Enver Bey, Tal'ât ve yanındaki diğerleriyle Sadrâzam Kâmil Paşa'nın odasına yürüdü. 80'lik Kâmil Paşa'nın kafasına silah dayandı. İstifa mektubunu yazması istendi. Kâmil Paşa "Askerîyenin talebi üzerine istifa ediyorum" diye yazdı. Enver Bey, "Milletin isteği üzerine" diye yazdırdı. 1875'de Sultan Abdülaziz'in hâl'ini tebliğ eden Binbaşı Süleyman'ın 'millet' vurgusu şimdi Binbaşı Enver tarafından tekrarlanıyordu. Enver Bey, mektubu alır almaz, Şeyhülislam'ın makam arabasıyla Saray'a gitti. Yeni hükûmeti Mahmûd Şevket Paşa kuracaktı.
Yani, İttihadçılar yeniden iktidara geliyordu.
*
(Bugün Türkiye'de Tayyib Erdoğan etrafında yapılan tartışmalar, ister istemez, 110-120 sene öncelerde, Sultan II. Abdülhamid'in bertaraf edilmesi için emperyal güçlerin ve onların içerdeki kuklası durumunda olan ve kendilerini, (kendi kendilerine), 'münevver/ aydın' diye niteleyen okumuş sınıfların iş ve elbirliğiyle tezgâhladıkları entrikaları hatırlatmaktadır.

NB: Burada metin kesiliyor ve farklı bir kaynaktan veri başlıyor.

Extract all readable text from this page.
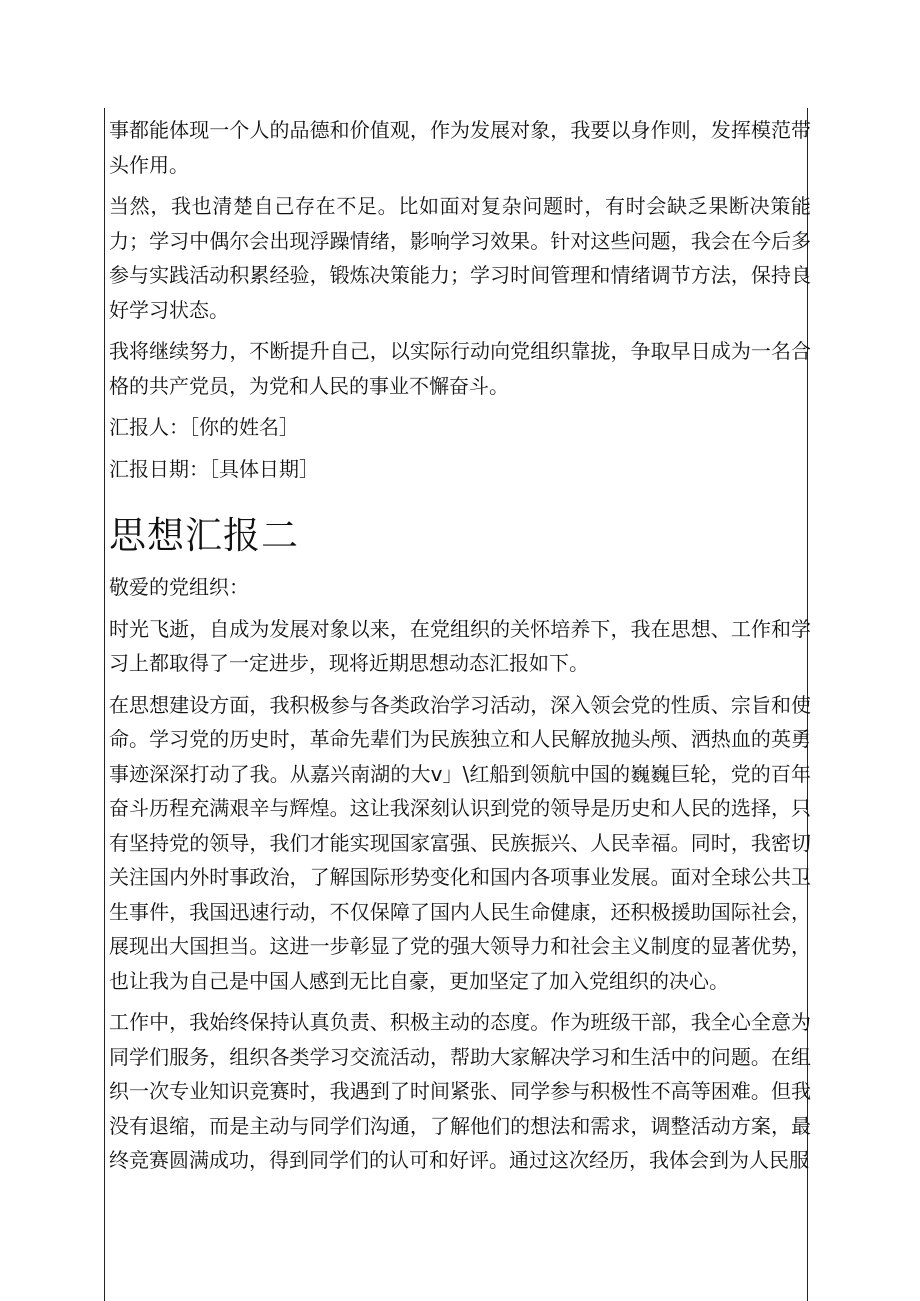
事都能体现一个人的品德和价值观，作为发展对象，我要以身作则，发挥模范带头作用。

当然，我也清楚自己存在不足。比如面对复杂问题时，有时会缺乏果断决策能力；学习中偶尔会出现浮躁情绪，影响学习效果。针对这些问题，我会在今后多参与实践活动积累经验，锻炼决策能力；学习时间管理和情绪调节方法，保持良好学习状态。

我将继续努力，不断提升自己，以实际行动向党组织靠拢，争取早日成为一名合格的共产党员，为党和人民的事业不懈奋斗。

汇报人：［你的姓名］

汇报日期：［具体日期］

思想汇报二

敬爱的党组织：

时光飞逝，自成为发展对象以来，在党组织的关怀培养下，我在思想、工作和学习上都取得了一定进步，现将近期思想动态汇报如下。

在思想建设方面，我积极参与各类政治学习活动，深入领会党的性质、宗旨和使命。学习党的历史时，革命先辈们为民族独立和人民解放抛头颅、洒热血的英勇事迹深深打动了我。从嘉兴南湖的大v」\红船到领航中国的巍巍巨轮，党的百年奋斗历程充满艰辛与辉煌。这让我深刻认识到党的领导是历史和人民的选择，只有坚持党的领导，我们才能实现国家富强、民族振兴、人民幸福。同时，我密切关注国内外时事政治，了解国际形势变化和国内各项事业发展。面对全球公共卫生事件，我国迅速行动，不仅保障了国内人民生命健康，还积极援助国际社会，展现出大国担当。这进一步彰显了党的强大领导力和社会主义制度的显著优势，也让我为自己是中国人感到无比自豪，更加坚定了加入党组织的决心。

工作中，我始终保持认真负责、积极主动的态度。作为班级干部，我全心全意为同学们服务，组织各类学习交流活动，帮助大家解决学习和生活中的问题。在组织一次专业知识竞赛时，我遇到了时间紧张、同学参与积极性不高等困难。但我没有退缩，而是主动与同学们沟通，了解他们的想法和需求，调整活动方案，最终竞赛圆满成功，得到同学们的认可和好评。通过这次经历，我体会到为人民服
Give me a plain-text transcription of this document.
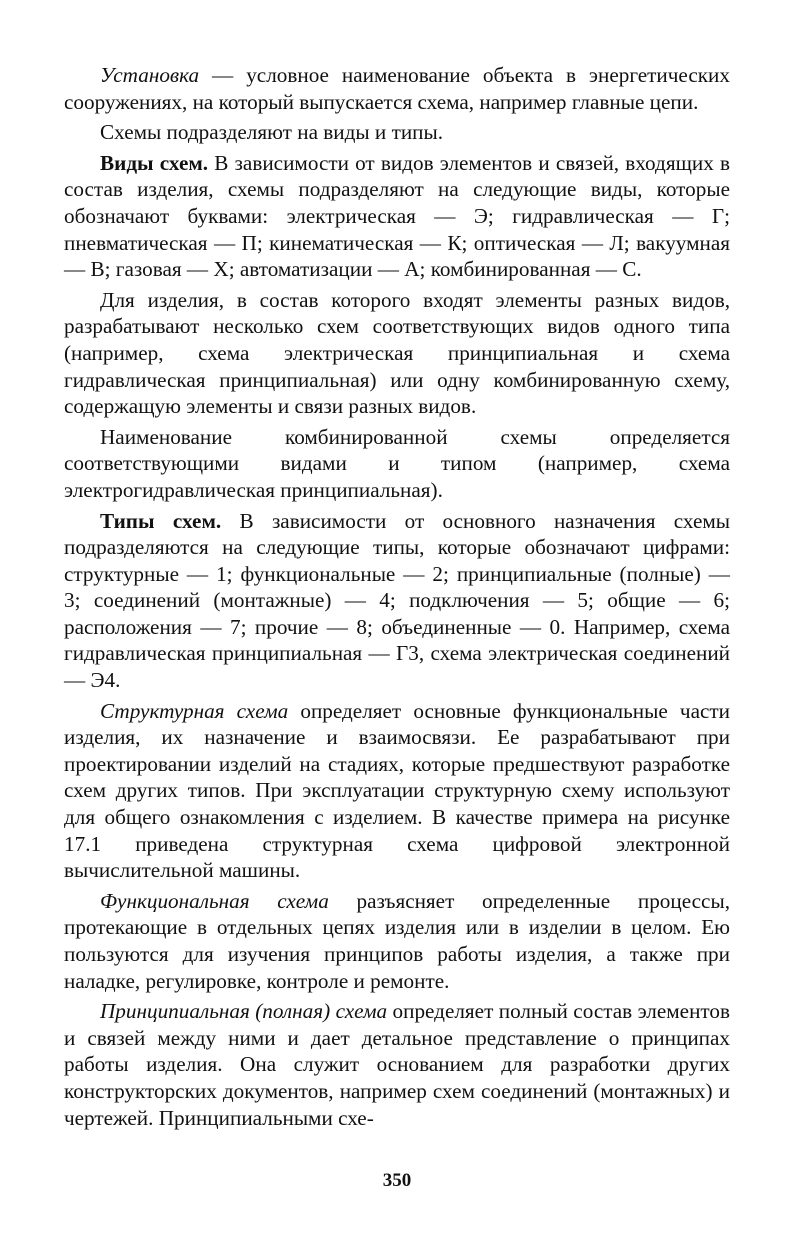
Установка — условное наименование объекта в энергетических сооружениях, на который выпускается схема, например главные цепи.

Схемы подразделяют на виды и типы.

Виды схем. В зависимости от видов элементов и связей, входящих в состав изделия, схемы подразделяют на следующие виды, которые обозначают буквами: электрическая — Э; гидравлическая — Г; пневматическая — П; кинематическая — К; оптическая — Л; вакуумная — В; газовая — Х; автоматизации — А; комбинированная — С.

Для изделия, в состав которого входят элементы разных видов, разрабатывают несколько схем соответствующих видов одного типа (например, схема электрическая принципиальная и схема гидравлическая принципиальная) или одну комбинированную схему, содержащую элементы и связи разных видов.

Наименование комбинированной схемы определяется соответствующими видами и типом (например, схема электрогидравлическая принципиальная).

Типы схем. В зависимости от основного назначения схемы подразделяются на следующие типы, которые обозначают цифрами: структурные — 1; функциональные — 2; принципиальные (полные) — 3; соединений (монтажные) — 4; подключения — 5; общие — 6; расположения — 7; прочие — 8; объединенные — 0. Например, схема гидравлическая принципиальная — Г3, схема электрическая соединений — Э4.

Структурная схема определяет основные функциональные части изделия, их назначение и взаимосвязи. Ее разрабатывают при проектировании изделий на стадиях, которые предшествуют разработке схем других типов. При эксплуатации структурную схему используют для общего ознакомления с изделием. В качестве примера на рисунке 17.1 приведена структурная схема цифровой электронной вычислительной машины.

Функциональная схема разъясняет определенные процессы, протекающие в отдельных цепях изделия или в изделии в целом. Ею пользуются для изучения принципов работы изделия, а также при наладке, регулировке, контроле и ремонте.

Принципиальная (полная) схема определяет полный состав элементов и связей между ними и дает детальное представление о принципах работы изделия. Она служит основанием для разработки других конструкторских документов, например схем соединений (монтажных) и чертежей. Принципиальными схе-

350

Tek bir hedefleri var, Tayyib Erdoğan'ın işbaşından kenara konulması... Çünkü, Amerikan Başkanı Biden başta olmak üzere, bütün emperyal güçler onun güçlü liderliğinden ve güçlendirdiği Türkiye'den rahatsız oluyorlar. Çünkü, güçlenen Türkiye, sadece Türkiye'yi güçlendirmiyor; Tayyib Bey'in, 'gönül coğrafyamız' dediği ve aynı inanç ve kültür değerleri üzerinde yükselen bir müslüman dünyasının yükselmesinden tabiatiyle kendi aleyhlerine bir tehlike görüyorlar..
Böyleyken, bugünkü muhalefet partilerinin memleketin geleceği için geçerli bir programları yok, sadece 'Hele bir Erdoğan gitsin, gerisi kolay..' diyorlar.. Tıpkı, 120 sene öncelerde olduğu gibi..
Bir farkla ki.. Dün, hele de son 100 senesinde can çekişmekte olan bir devlet vardı; bugün ise son 100 senedir yerlerde süründürülmekte olan bir devlet, yeniden ayağa kalkmaya çalışıyor ve bütün emperyal ve şeytanî güçler ve onların yerli kuklalarına rağmen güçleniyor. Ve Müslüman halkın manevî gücüyle zıtlaşılan 100 yıllık gaflet ve ihanetlerinin etkilerini, adım adım da olsa gidermeye çalışıyor.)